Il vipitenese Pier Giulio Paglierani e il monzese Jaouad Bouih, alla loro prima esperienza internazionale, hanno terminato la gara alle qualifiche, chiudendo rispettivamente al 14° e 23° posto. La romana Leonora Lucarelli, la veneziana Giorgia Zanetti e la bolognese Elisa D’Addario si sono piazzate rispettivamente al 18°, 33° e 38° posto.
 
 
 
Nelle qualifiche della categoria U19 maschile il fiorentino Giovanni Bagnoli ha conquistato la prima posizione in classifica, con 4 top (di cui 3 flash) e 1 zona (109,7 punti).
 
Dopo aver dominato le qualifiche, si è mantenuto saldo al comando, unico a chiudere 3 blocchi e 1 zona (84,5 punti), e ha conquistato a pieno merito la medaglia d'oro.
 
Gli altri azzurri non sono riusciti a conquistare il pass la finale: il genovese Alessandro Sofia, il romano Tommaso Milanese, i torinesi Matteo Tranquilli e Gabriele Fisanotti si sono piazzati rispettivamente al 14°, 20°, 21° e 22° posto.
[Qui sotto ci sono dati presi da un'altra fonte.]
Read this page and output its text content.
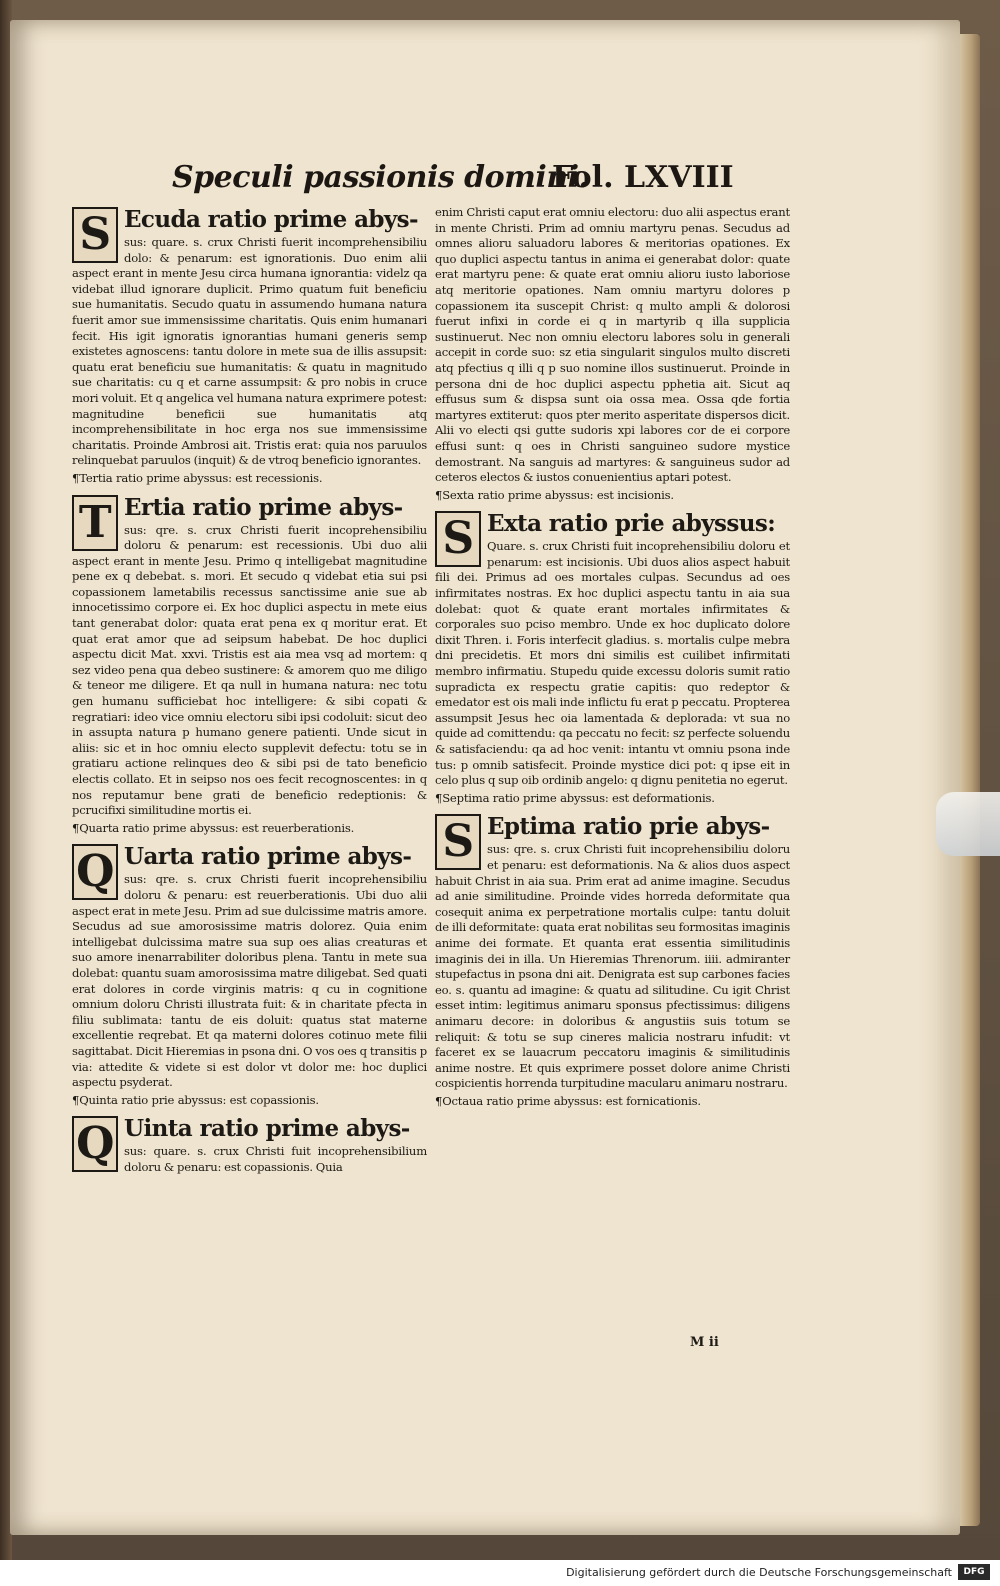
Speculi passionis domini.
Fol. LXVIII
S Ecuda ratio prime abys-
sus: quare. s. crux Christi fuerit incomprehensibiliu dolo: & penarum: est ignorationis. Duo enim alii aspect erant in mente Jesu circa humana ignorantia: videlz qa videbat illud ignorare duplicit. Primo quatum fuit beneficiu sue humanitatis. Secudo quatu in assumendo humana natura fuerit amor sue immensissime charitatis. Quis enim humanari fecit. His igit ignoratis ignorantias humani generis semp existetes agnoscens: tantu dolore in mete sua de illis assupsit: quatu erat beneficiu sue humanitatis: & quatu in magnitudo sue charitatis: cu q et carne assumpsit: & pro nobis in cruce mori voluit. Et q angelica vel humana natura exprimere potest: magnitudine beneficii sue humanitatis atq incomprehensibilitate in hoc erga nos sue immensissime charitatis. Proinde Ambrosi ait. Tristis erat: quia nos paruulos relinquebat paruulos (inquit) & de vtroq beneficio ignorantes.
¶ Tertia ratio prime abyssus: est recessionis.
T Ertia ratio prime abys-
sus: qre. s. crux Christi fuerit incoprehensibiliu doloru & penarum: est recessionis. Ubi duo alii aspect erant in mente Jesu. Primo q intelligebat magnitudine pene ex q debebat. s. mori. Et secudo q videbat etia sui psi copassionem lametabilis recessus sanctissime anie sue ab innocetissimo corpore ei. Ex hoc duplici aspectu in mete eius tant generabat dolor: quata erat pena ex q moritur erat. Et quat erat amor que ad seipsum habebat. De hoc duplici aspectu dicit Mat. xxvi. Tristis est aia mea vsq ad mortem: q sez video pena qua debeo sustinere: & amorem quo me diligo & teneor me diligere. Et qa null in humana natura: nec totu gen humanu sufficiebat hoc intelligere: & sibi copati & regratiari: ideo vice omniu electoru sibi ipsi codoluit: sicut deo in assupta natura p humano genere patienti. Unde sicut in aliis: sic et in hoc omniu electo supplevit defectu: totu se in gratiaru actione relinques deo & sibi psi de tato beneficio electis collato. Et in seipso nos oes fecit recognoscentes: in q nos reputamur bene grati de beneficio redeptionis: & pcrucifixi similitudine mortis ei.
¶ Quarta ratio prime abyssus: est reuerberationis.
Q Uarta ratio prime abys-
sus: qre. s. crux Christi fuerit incoprehensibiliu doloru & penaru: est reuerberationis. Ubi duo alii aspect erat in mete Jesu. Prim ad sue dulcissime matris amore. Secudus ad sue amorosissime matris dolorez. Quia enim intelligebat dulcissima matre sua sup oes alias creaturas et suo amore inenarrabiliter doloribus plena. Tantu in mete sua dolebat: quantu suam amorosissima matre diligebat. Sed quati erat dolores in corde virginis matris: q cu in cognitione omnium doloru Christi illustrata fuit: & in charitate pfecta in filiu sublimata: tantu de eis doluit: quatus stat materne excellentie reqrebat. Et qa materni dolores cotinuo mete filii sagittabat. Dicit Hieremias in psona dni. O vos oes q transitis p via: attedite & videte si est dolor vt dolor me: hoc duplici aspectu psyderat.
¶ Quinta ratio prie abyssus: est copassionis.
Q Uinta ratio prime abys-
sus: quare. s. crux Christi fuit incoprehensibilium doloru & penaru: est copassionis. Quia
enim Christi caput erat omniu electoru: duo alii aspectus erant in mente Christi. Prim ad omniu martyru penas. Secudus ad omnes alioru saluadoru labores & meritorias opationes. Ex quo duplici aspectu tantus in anima ei generabat dolor: quate erat martyru pene: & quate erat omniu alioru iusto laboriose atq meritorie opationes. Nam omniu martyru dolores p copassionem ita suscepit Christ: q multo ampli & dolorosi fuerut infixi in corde ei q in martyrib q illa supplicia sustinuerut. Nec non omniu electoru labores solu in generali accepit in corde suo: sz etia singularit singulos multo discreti atq pfectius q illi q p suo nomine illos sustinuerut. Proinde in persona dni de hoc duplici aspectu pphetia ait. Sicut aq effusus sum & dispsa sunt oia ossa mea. Ossa qde fortia martyres extiterut: quos pter merito asperitate dispersos dicit. Alii vo electi qsi gutte sudoris xpi labores cor de ei corpore effusi sunt: q oes in Christi sanguineo sudore mystice demostrant. Na sanguis ad martyres: & sanguineus sudor ad ceteros electos & iustos conuenientius aptari potest.
¶ Sexta ratio prime abyssus: est incisionis.
S Exta ratio prie abyssus:
Quare. s. crux Christi fuit incoprehensibiliu doloru et penarum: est incisionis. Ubi duos alios aspect habuit fili dei. Primus ad oes mortales culpas. Secundus ad oes infirmitates nostras. Ex hoc duplici aspectu tantu in aia sua dolebat: quot & quate erant mortales infirmitates & corporales suo pciso membro. Unde ex hoc duplicato dolore dixit Thren. i. Foris interfecit gladius. s. mortalis culpe mebra dni precidetis. Et mors dni similis est cuilibet infirmitati membro infirmatiu. Stupedu quide excessu doloris sumit ratio supradicta ex respectu gratie capitis: quo redeptor & emedator est ois mali inde inflictu fu erat p peccatu. Propterea assumpsit Jesus hec oia lamentada & deplorada: vt sua no quide ad comittendu: qa peccatu no fecit: sz perfecte soluendu & satisfaciendu: qa ad hoc venit: intantu vt omniu psona inde tus: p omnib satisfecit. Proinde mystice dici pot: q ipse eit in celo plus q sup oib ordinib angelo: q dignu penitetia no egerut.
¶ Septima ratio prime abyssus: est deformationis.
S Eptima ratio prie abys-
sus: qre. s. crux Christi fuit incoprehensibiliu doloru et penaru: est deformationis. Na & alios duos aspect habuit Christ in aia sua. Prim erat ad anime imagine. Secudus ad anie similitudine. Proinde vides horreda deformitate qua cosequit anima ex perpetratione mortalis culpe: tantu doluit de illi deformitate: quata erat nobilitas seu formositas imaginis anime dei formate. Et quanta erat essentia similitudinis imaginis dei in illa. Un Hieremias Threnorum. iiii. admiranter stupefactus in psona dni ait. Denigrata est sup carbones facies eo. s. quantu ad imagine: & quatu ad silitudine. Cu igit Christ esset intim: legitimus animaru sponsus pfectissimus: diligens animaru decore: in doloribus & angustiis suis totum se reliquit: & totu se sup cineres malicia nostraru infudit: vt faceret ex se lauacrum peccatoru imaginis & similitudinis anime nostre. Et quis exprimere posset dolore anime Christi cospicientis horrenda turpitudine macularu animaru nostraru.
¶ Octaua ratio prime abyssus: est fornicationis.
M ii
Digitalisierung gefördert durch die Deutsche Forschungsgemeinschaft	DFG
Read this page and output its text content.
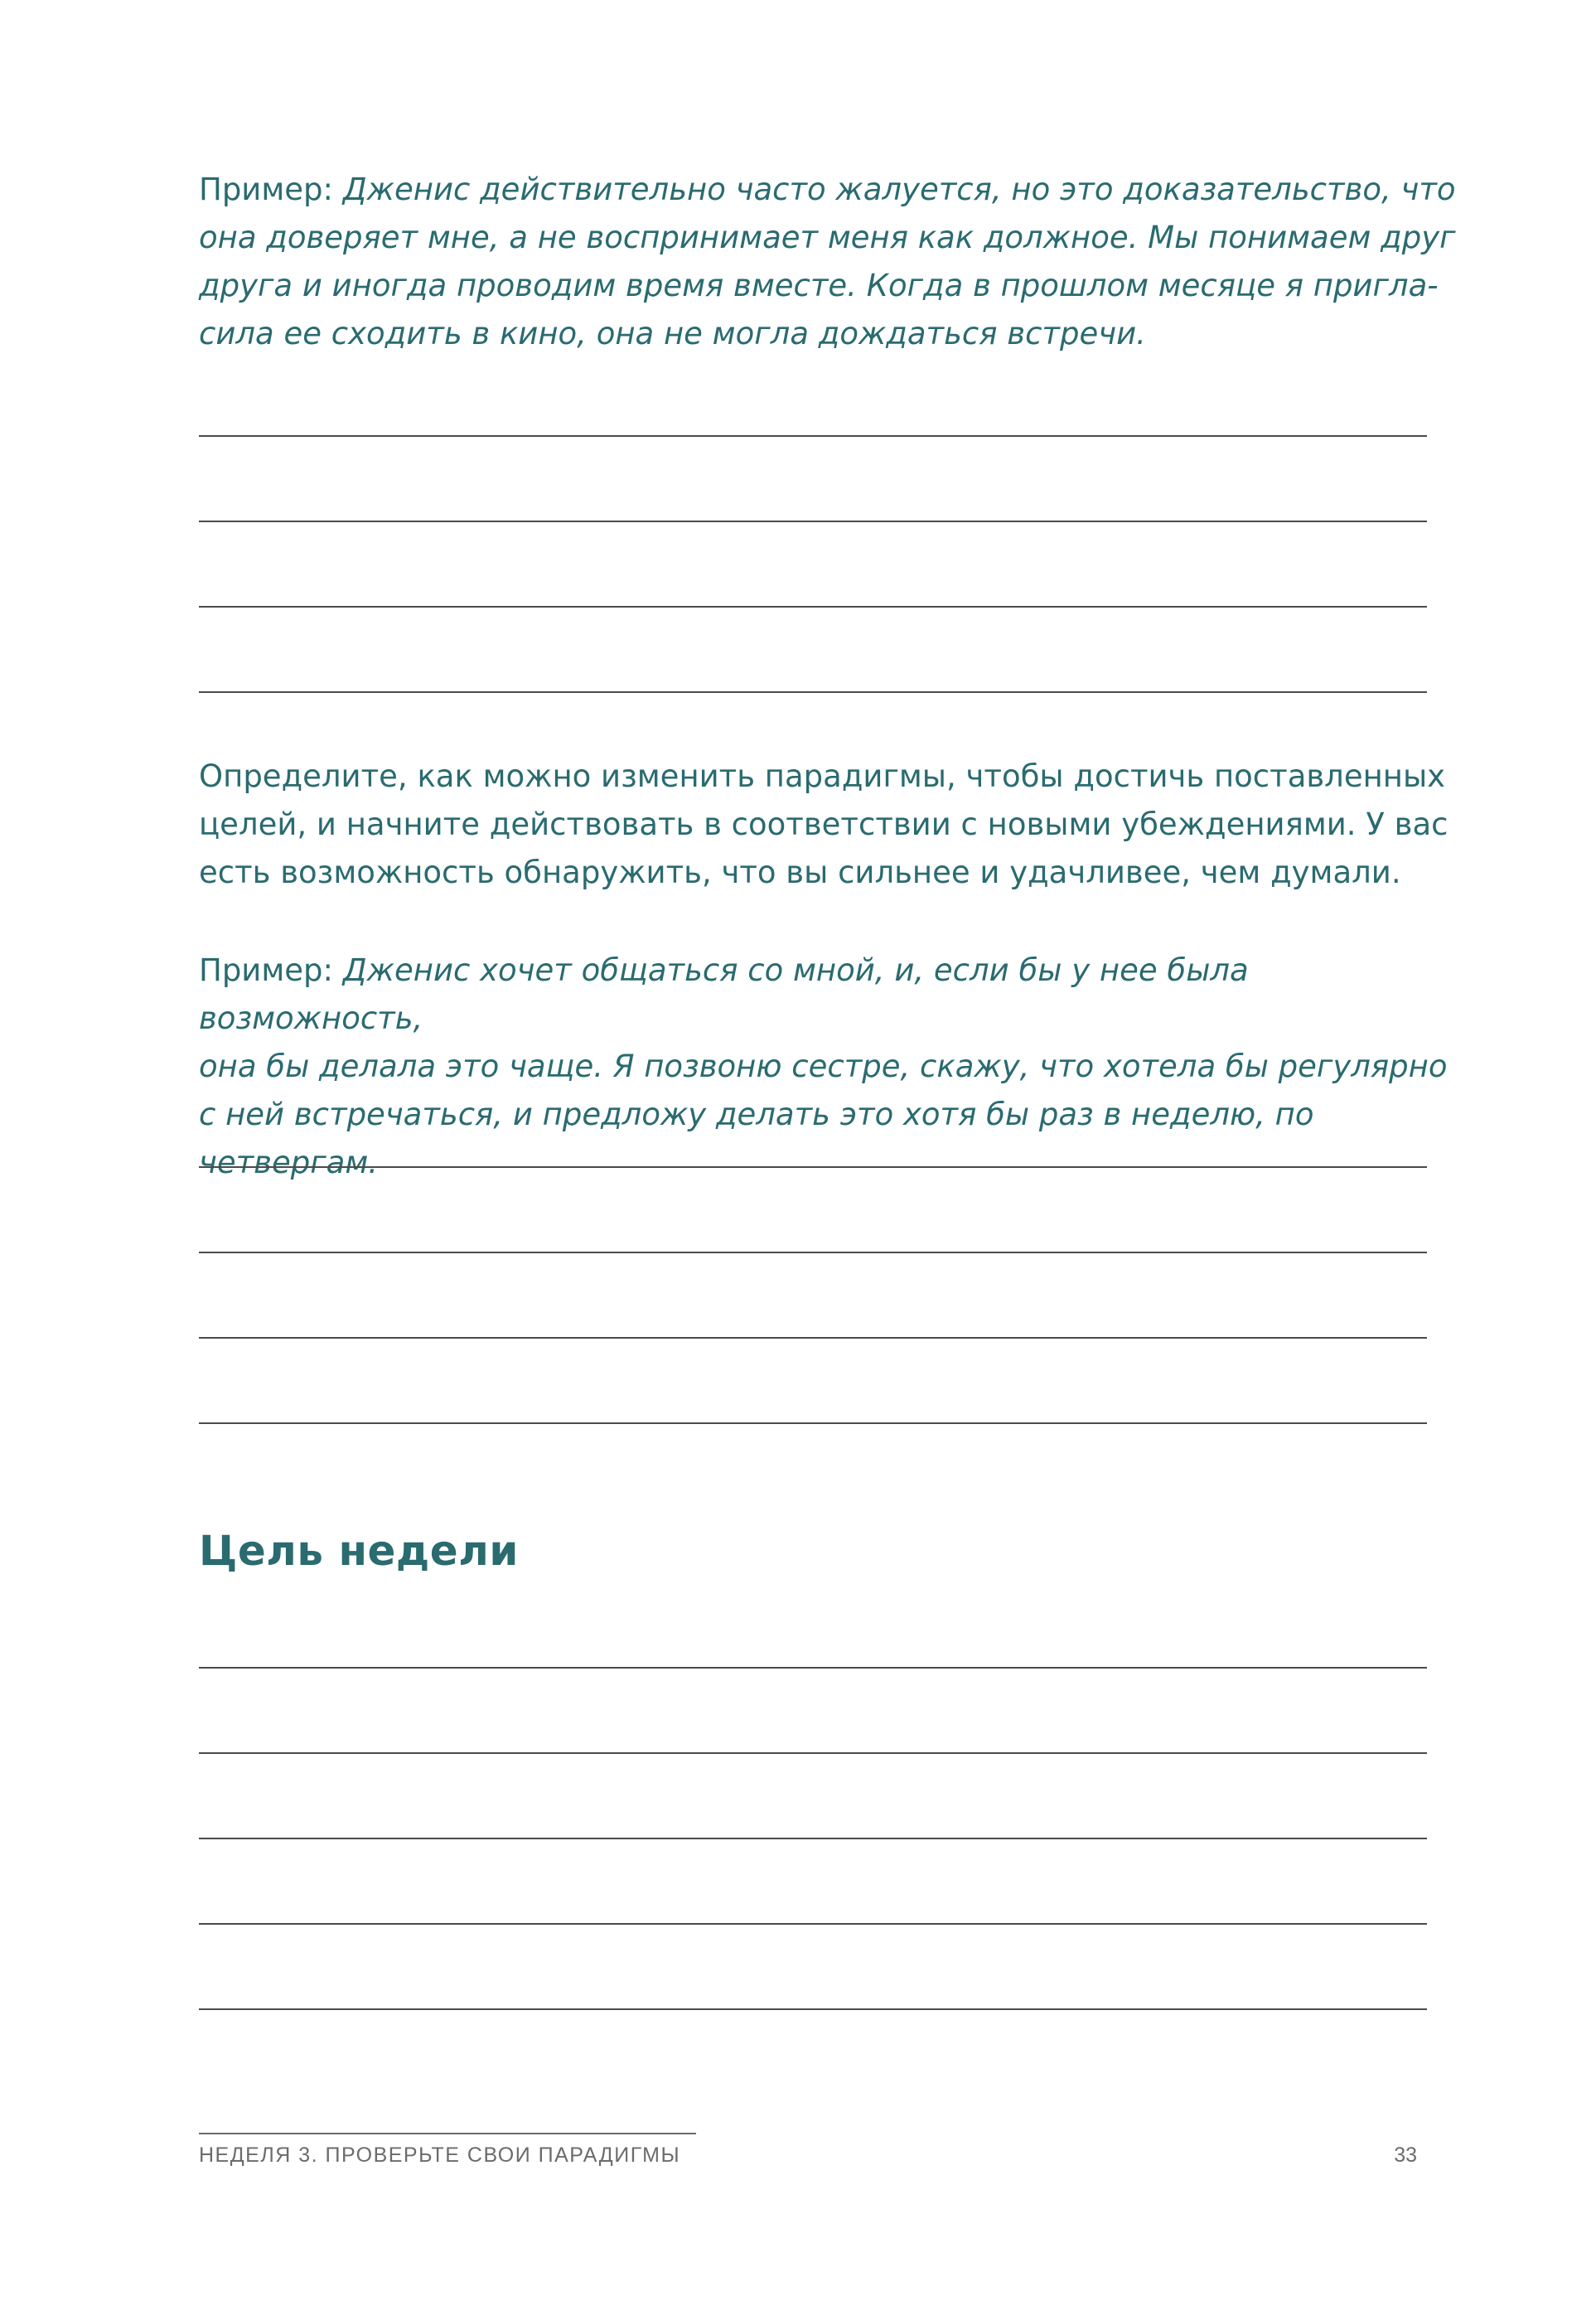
Пример: Дженис действительно часто жалуется, но это доказательство, что
она доверяет мне, а не воспринимает меня как должное. Мы понимаем друг
друга и иногда проводим время вместе. Когда в прошлом месяце я пригла-
сила ее сходить в кино, она не могла дождаться встречи.
Определите, как можно изменить парадигмы, чтобы достичь поставленных
целей, и начните действовать в соответствии с новыми убеждениями. У вас
есть возможность обнаружить, что вы сильнее и удачливее, чем думали.
Пример: Дженис хочет общаться со мной, и, если бы у нее была возможность,
она бы делала это чаще. Я позвоню сестре, скажу, что хотела бы регулярно
с ней встречаться, и предложу делать это хотя бы раз в неделю, по четвергам.
Цель недели
НЕДЕЛЯ 3. ПРОВЕРЬТЕ СВОИ ПАРАДИГМЫ	33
Mentre la veronese Emma Gregorotti, la ravennate Nicole Francesconi e la brissinese Bettina Dorfmann si sono posizionate al 15°, 18° e 37° posto.
 
Per Corrado Riva, Danilo Marchionne e Matteo Maffei, tecnici della Nazionale sul campo gara, è stata un’emozione indescrivibile vedere i tre atleti azzurri sul podio. “Dopo l’intensa preparazione off season svolta durante i raduni guidati dallo staff della Nazionale Giovanile, che ha evidenziato una significativa crescita tecnica dei ragazzi, siamo finalmente approdati alle prime competizioni internazionali. – racconta Riva - Nell’esordio a Soure il lavoro svolto nei mesi precedenti ha iniziato a dare i risultati attesi. La gara, di alto livello, è stata gestita dall’intero gruppo in maniera positiva, con prestazioni di grande rilievo che hanno confermato il percorso di crescita intrapreso.”
 
Orgoglioso dei risultati raggiunti il Presidente FASI, Davide Battistella: “Portiamo a casa tre importanti medaglie per i nostri giovani atleti e siamo molto felici perché è il modo migliore di iniziare di una stagione che sarà lunghissima, e che vedrà le nostre squadre impegnate in tutte le specialità. Sulle categorie giovanili abbiamo importanti aspettative. Voglio ringraziare tutto lo staff federale del team Boulder che sta seguendo la loro preparazione, il Direttore Tecnico Davide Manzoni e tutti i collaboratori, perché questi risultati arrivano anche grazie al lavoro che stiamo portando avanti nel Centro Tecnico Federale di Arco di Trento, fucina fondamentale per la crescita e il progresso dei nostri azzurri.”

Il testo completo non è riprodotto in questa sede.